HSBC Secures Appellate Victory in Madoff-Related Litigation

January 28, 2016

On January 28, 2016, Cleary Gottlieb secured a reversal of the June 30, 2015 decision and order by the New York State Supreme Court Commercial Division’s decision, which denied in part HSBC’s motion to dismiss a complaint that challenged the Bank’s decision to freeze assets in plaintiffs’ accounts given the litigation risk arising from claims brought by the liquidator for Fairfield Sentry, a hedge fund that invested nearly all of its assets with Bernard L. Madoff Investment Securities. The plaintiffs invested hundreds of thousands of dollars in Fairfield and redeemed those investments at a profit shortly before Bernie Madoff’s historic Ponzi scheme was discovered, sending Fairfield into liquidation and prompting it to seek the return of redemption payments made to its investors. The complaint asserted a variety of state law claims and alleged that the Bank’s account freeze was not contractually authorized and that the Bank deceived or otherwise failed to warn plaintiffs that it might freeze their accounts.

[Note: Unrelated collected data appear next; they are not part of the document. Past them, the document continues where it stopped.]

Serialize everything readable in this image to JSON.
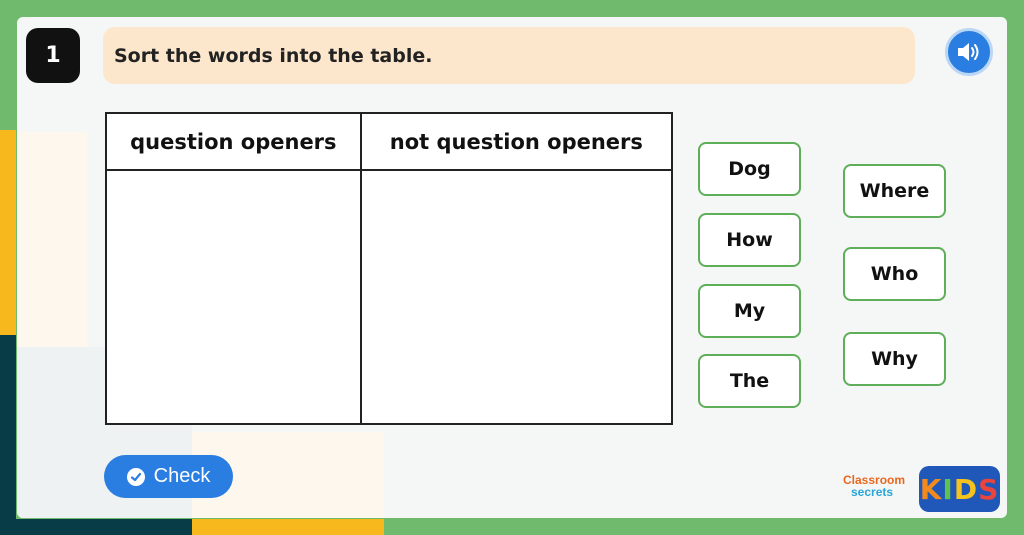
{
  "question": {
    "number": "1",
    "instruction": "Sort the words into the table."
  },
  "audio": {
    "icon": "speaker-icon"
  },
  "table": {
    "headers": [
      "question openers",
      "not question openers"
    ]
  },
  "word_tiles": {
    "column_1": [
      "Dog",
      "How",
      "My",
      "The"
    ],
    "column_2": [
      "Where",
      "Who",
      "Why"
    ]
  },
  "check_button": {
    "label": "Check",
    "icon": "check-circle-icon"
  },
  "branding": {
    "classroom_secrets": [
      "Classroom",
      "secrets"
    ],
    "kids_letters": [
      "K",
      "I",
      "D",
      "S"
    ]
  },
  "colors": {
    "page_green": "#6fba6c",
    "instruction_bg": "#fde7cc",
    "tile_border": "#5fae5a",
    "button_blue": "#2a7de1"
  }
}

The Commercial Division granted the Bank’s motion to dismiss plaintiffs’ tort and statutory claims, but denied the Bank’s motion to dismiss as to plaintiffs’ claims for breach of contract and breach of the implied covenant of good faith and fair dealing, finding that the terms of the contract governing plaintiffs’ account did not permit the Bank to freeze customer accounts.

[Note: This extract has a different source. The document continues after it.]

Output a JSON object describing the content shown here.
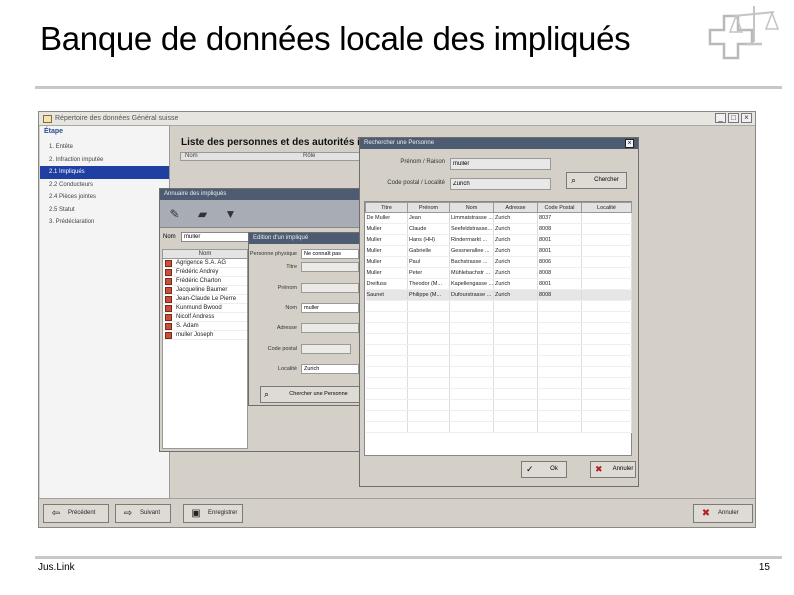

On appeal, the Appellate Division, First Department unanimously reversed the Commercial Division’s partial denial of HSBC’s motion to dismiss and upheld the Commercial Division’s dismissal of plaintiffs’ tort and statutory claims. The Court held that the Bank’s decision to freeze customer accounts was authorized by various contractual provisions that allow it “to protect itself from legal actions commenced in relation to the securities it had held on plaintiffs’ behalf.”